Habakkuk – Justification by Faith

 

by John C. Westervelt

 

     Habakkuk was a prophet of Judah, the Southern Kingdom.  He began prophesying a few years before Nebuchadnezzar first invaded Judah in 605 B.C. and took Daniel and others into captivity in Babylon.

     Habakkuk trusted God, but he had some unanswered questions. Habakkuk asked, “How long will I call out to You, and You seem not to hear?  Why do You make me look on the iniquity, wickedness, destruction, and violence of the people of Judah?  Why do You let the law be ignored and the wicked hem in the righteous so that justice is perverted?”

     God responded to Habakkuk.  “Look among the nations.  Observe.  Be astonished.  Wonder.  Because I am doing something you would not believe.  I am raising up the Chaldeans to overthrow Judah.”

     The Chaldeans were a Semitic people who became dominant in the Babylonian Empire.  God described these people in His dialogue with Habakkuk.  “These fierce and impetuous people march throughout the earth to seize places which are not theirs.  Their justice and authority originate with themselves.  Their horsemen fly like an eagle swooping down to devour.  All of them come for violence.  They heap up rubble to climb over the walls of the cities.  But they will be held guilty, they whose strength is their god.”

     Habakkuk had more questions.  “Are You not from everlasting, O Lord my God?  Your eyes are too pure to approve evil, and You cannot look on wickedness with favor.  Why are You silent when the Chaldeans swallow up those more righteous than they?”

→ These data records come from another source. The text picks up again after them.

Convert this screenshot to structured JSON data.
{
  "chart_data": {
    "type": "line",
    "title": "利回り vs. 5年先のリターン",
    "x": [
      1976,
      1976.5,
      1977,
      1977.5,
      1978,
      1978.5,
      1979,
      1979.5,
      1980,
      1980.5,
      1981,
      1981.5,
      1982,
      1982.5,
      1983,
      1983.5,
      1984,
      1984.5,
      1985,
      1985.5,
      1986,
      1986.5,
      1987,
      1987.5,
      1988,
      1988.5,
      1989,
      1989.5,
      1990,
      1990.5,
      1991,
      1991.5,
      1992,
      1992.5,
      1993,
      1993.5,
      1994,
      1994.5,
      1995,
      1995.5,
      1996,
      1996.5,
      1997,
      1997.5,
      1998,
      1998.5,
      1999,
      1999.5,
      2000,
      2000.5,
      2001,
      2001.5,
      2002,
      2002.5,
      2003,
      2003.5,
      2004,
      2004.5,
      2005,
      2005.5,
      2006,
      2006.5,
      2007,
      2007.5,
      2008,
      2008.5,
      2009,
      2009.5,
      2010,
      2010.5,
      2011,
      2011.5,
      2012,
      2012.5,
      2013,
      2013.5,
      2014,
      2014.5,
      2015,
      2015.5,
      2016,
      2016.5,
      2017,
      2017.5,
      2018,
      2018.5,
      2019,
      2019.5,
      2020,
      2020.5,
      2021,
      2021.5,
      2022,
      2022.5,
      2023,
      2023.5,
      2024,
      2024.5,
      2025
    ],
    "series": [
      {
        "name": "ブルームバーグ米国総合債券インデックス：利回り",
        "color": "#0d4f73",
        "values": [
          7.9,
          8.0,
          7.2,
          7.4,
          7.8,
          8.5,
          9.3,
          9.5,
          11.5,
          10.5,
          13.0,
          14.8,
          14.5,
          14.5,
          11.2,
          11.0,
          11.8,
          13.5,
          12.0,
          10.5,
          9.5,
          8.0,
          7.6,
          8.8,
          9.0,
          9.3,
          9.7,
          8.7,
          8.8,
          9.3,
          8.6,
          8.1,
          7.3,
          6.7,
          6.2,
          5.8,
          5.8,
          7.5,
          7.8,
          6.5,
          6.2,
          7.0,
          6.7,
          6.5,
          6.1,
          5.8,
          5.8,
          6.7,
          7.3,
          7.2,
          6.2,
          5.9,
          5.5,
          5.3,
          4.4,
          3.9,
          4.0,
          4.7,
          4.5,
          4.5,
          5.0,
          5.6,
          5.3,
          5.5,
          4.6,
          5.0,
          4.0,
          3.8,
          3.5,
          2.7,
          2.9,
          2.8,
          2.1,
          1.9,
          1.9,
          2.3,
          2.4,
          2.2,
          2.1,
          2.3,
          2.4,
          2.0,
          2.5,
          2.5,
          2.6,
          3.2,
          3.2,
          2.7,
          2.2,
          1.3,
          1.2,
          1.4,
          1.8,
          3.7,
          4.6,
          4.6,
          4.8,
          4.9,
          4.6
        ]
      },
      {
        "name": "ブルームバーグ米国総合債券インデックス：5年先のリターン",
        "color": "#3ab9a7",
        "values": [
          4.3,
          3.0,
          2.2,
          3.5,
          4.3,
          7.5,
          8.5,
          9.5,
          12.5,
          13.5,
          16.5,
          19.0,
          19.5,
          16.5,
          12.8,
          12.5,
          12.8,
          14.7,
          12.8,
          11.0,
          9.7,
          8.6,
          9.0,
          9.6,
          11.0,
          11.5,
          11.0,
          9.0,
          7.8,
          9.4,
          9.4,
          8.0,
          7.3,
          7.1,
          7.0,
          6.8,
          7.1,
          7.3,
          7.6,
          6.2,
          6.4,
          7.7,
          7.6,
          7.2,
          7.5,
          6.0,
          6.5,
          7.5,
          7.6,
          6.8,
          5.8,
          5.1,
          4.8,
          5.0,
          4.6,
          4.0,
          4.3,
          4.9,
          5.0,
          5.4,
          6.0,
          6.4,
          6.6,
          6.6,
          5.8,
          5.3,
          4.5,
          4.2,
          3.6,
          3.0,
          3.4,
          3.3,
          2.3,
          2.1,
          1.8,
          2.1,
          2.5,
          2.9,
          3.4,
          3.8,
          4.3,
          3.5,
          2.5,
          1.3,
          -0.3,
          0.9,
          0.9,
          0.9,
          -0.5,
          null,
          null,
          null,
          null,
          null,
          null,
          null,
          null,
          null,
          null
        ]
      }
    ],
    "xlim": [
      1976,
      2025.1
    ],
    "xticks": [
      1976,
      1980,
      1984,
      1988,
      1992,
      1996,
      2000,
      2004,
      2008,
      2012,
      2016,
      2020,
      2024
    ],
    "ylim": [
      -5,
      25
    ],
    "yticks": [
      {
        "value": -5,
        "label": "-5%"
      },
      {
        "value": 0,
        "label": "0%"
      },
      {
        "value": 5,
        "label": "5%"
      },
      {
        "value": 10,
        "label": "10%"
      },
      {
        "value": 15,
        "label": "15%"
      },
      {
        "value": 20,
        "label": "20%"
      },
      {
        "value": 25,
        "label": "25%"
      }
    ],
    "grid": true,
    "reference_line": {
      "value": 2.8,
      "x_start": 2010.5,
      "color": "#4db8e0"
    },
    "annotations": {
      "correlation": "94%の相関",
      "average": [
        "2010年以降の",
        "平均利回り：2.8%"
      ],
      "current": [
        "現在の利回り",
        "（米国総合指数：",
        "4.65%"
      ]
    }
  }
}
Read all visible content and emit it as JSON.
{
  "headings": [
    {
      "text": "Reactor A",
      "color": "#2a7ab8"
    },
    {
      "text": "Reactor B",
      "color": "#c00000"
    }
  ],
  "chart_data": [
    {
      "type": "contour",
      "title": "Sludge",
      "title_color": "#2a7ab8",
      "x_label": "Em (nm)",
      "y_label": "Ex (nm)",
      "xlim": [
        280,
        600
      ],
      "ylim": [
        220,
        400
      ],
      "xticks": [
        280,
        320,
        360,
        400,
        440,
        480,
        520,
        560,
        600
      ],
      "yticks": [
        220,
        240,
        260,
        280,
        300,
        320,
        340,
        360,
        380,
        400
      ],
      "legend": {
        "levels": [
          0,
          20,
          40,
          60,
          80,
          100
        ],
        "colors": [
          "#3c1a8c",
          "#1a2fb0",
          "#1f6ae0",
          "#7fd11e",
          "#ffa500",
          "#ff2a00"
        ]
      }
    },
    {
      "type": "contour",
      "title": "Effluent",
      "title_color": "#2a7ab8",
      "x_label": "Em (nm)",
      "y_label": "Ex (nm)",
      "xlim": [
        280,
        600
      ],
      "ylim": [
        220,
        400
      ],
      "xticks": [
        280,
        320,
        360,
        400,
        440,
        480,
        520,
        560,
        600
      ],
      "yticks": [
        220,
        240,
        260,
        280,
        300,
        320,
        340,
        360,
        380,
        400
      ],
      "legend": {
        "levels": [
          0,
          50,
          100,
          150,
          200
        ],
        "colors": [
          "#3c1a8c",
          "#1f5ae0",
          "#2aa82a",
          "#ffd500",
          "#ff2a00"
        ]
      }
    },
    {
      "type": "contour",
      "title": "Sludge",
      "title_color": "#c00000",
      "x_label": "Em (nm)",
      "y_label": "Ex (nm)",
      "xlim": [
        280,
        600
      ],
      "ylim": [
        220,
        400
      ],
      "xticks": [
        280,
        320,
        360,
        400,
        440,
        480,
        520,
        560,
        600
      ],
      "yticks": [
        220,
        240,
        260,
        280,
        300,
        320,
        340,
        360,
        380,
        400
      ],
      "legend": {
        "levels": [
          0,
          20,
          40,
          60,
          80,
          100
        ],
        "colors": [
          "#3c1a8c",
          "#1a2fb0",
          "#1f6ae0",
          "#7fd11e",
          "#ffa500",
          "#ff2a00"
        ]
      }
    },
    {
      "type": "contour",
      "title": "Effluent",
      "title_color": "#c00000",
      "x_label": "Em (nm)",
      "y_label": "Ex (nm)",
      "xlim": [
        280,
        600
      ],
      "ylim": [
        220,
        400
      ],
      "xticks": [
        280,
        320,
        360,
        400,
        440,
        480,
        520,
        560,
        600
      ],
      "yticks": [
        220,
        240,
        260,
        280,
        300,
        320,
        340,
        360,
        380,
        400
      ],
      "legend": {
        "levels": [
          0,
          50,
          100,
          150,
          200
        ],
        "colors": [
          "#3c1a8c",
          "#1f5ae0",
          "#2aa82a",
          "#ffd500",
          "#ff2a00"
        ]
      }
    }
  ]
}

     The Lord began His response to Habakkuk by telling him to record the answers on tablets of stone, so all the people could read them.  Then the Lord said, “Behold, as for the proud one, his soul is not right within him; but the righteous will live by his faith.”  Six hundred and fifty years later, Paul would quote these words when writing to the Romans and Galatians to explain the doctrine of justification by faith to the early Christians.

     God used the Chaldeans to take the Jews into captivity for their sins, but in due time the Chaldeans experienced a worse fate.  The Lord spoke to the Chaldeans.  “You cut down the forests of Lebanon – now you will be cut down.  What profit was there in worshiping all your man-made idols?  What fools you were to trust what you yourselves had made.  Woe to those who commanded their lifeless wooden idols to save them.  Can images speak for God?  But the Lord is in His holy temple; let all the earth be silent before Him.”

     Habakkuk, having heard God’s word about the future of Judah, prayed.  “O Lord, now I have heard Your report, and I worship You in awe for the fearful things You are going to do.  In this time of our deep need, begin again to help us, as You did in years gone by.  Show us Your power to save us.  In Your wrath, remember mercy.”